The importance of clear vision was echoed by Abu-Bakr El-Gendy, the head of the Central Agency for Public Mobilization and Statistics (CAPMAS), Egypt's official statistical agency.

He said that the state has in the past approached this "gravely dangerous" problem with an attituded combining "relaxation and embarrassment".

"The country has adopted a lot of strategies in recent years to tackle the problem, but none of them has worked," El-Gendy said.

However, he said that the state's current decision makers are very much aware of the "virus" of population growth and the best means of dealing with it.

He said he hoped that the Egypt Vision 2030 strategy would help to bring the phenomenon under control.

El-Gendy stressed the necessity of raising awareness in the country's poorest areas, while the involvement of health services and the provision of birth-control methods will be a decisive factor in dealing with the problem.

"The most populated country in the world, which is China, has a population growth rate of 1.5, in comparison to Egypt's 2.1," said El-Gendy.

Pressure on resources

Minister of Planning Hala El-Saeed said that population growth is generally considered a resource, but one that must be controlled, or else it becomes a burden on the state, especially when combined with a lack of resources.

"Forty percent of the country's population are children who are in need of health and education services, which constitutes a greater burden on the state than the current economic situation," El-Saed said.

He stressed that investing in birth control is a very expensive process, but the investment is very fruitful for any country in the long term.

Early marriage

Also present at the forum on Monday was Maya Morsi, head of Egypt's National Council for Women.

She said that a key factor in the nation's population growth is the phenomoenon of early marriage.

She called for the national system of identification to be enforced for all citizens, helping to ensure that all marriages are registered, thereby reducing the number of people marrying young. This would in turn reduce the number of children being born, she said.

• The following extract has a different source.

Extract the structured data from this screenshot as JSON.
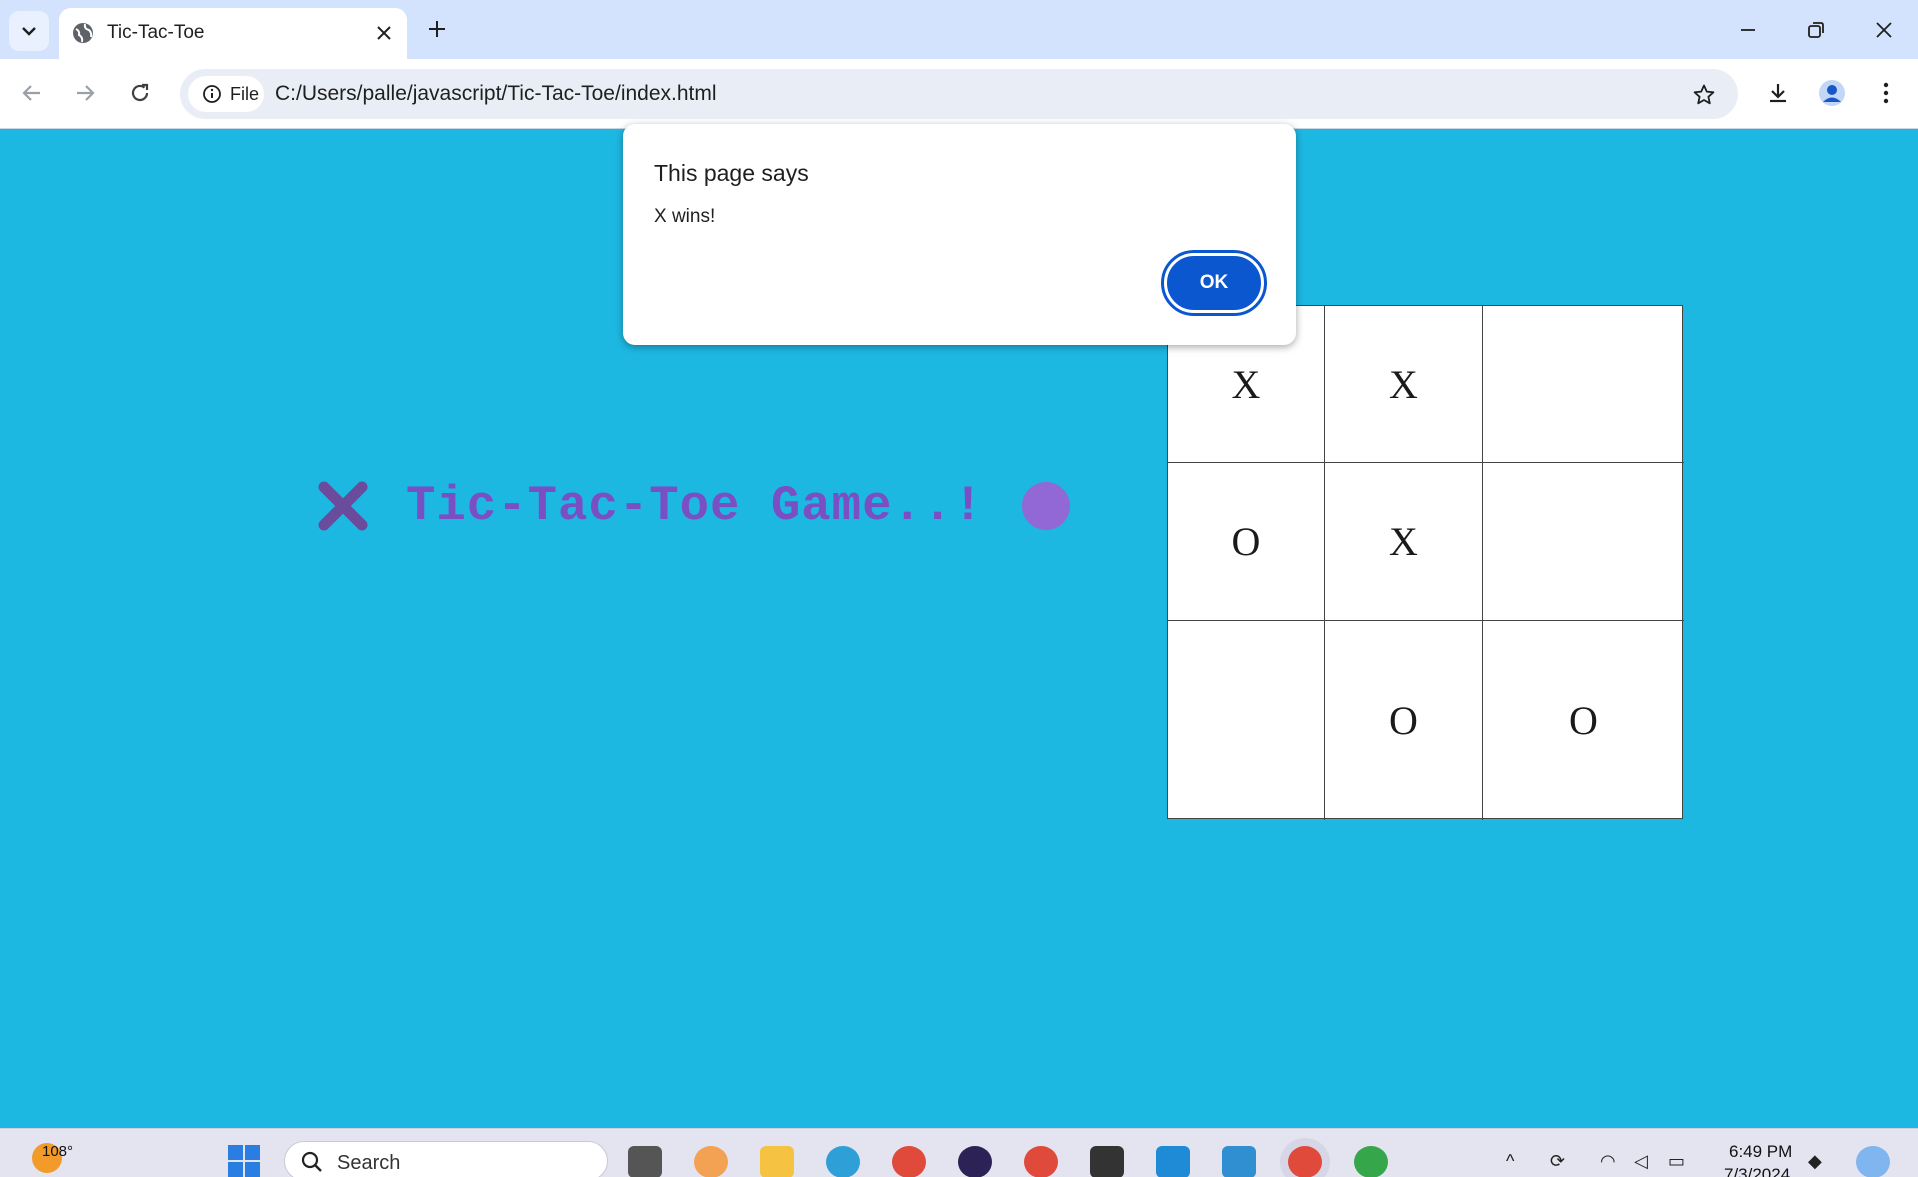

Egyptian law prohibits the marriage of girls younger than 16 years, which is the official age of issuance of national identification card in the country. However, in remote areas and southern Egypt, nearly 36 per cent of marriages occur before that age, according to studies by the National Council For Women.

Morsi also stressed the significance of media in raising awareness regarding the dangers of early marriage, as well as the direct relationship between poverty and population growth.

The Sustainable Development Strategy "Egypt Vision 2030" is an extensive social, economic development plan, taking into account the visions of civil society, the private sector, ministries, and government agencies.

Egypt aims to limit population growth to 118 million by 2030.

The plan also aims at eliminating extreme poverty, reducing it from the current rate of 4.4  per cent to zero per cent.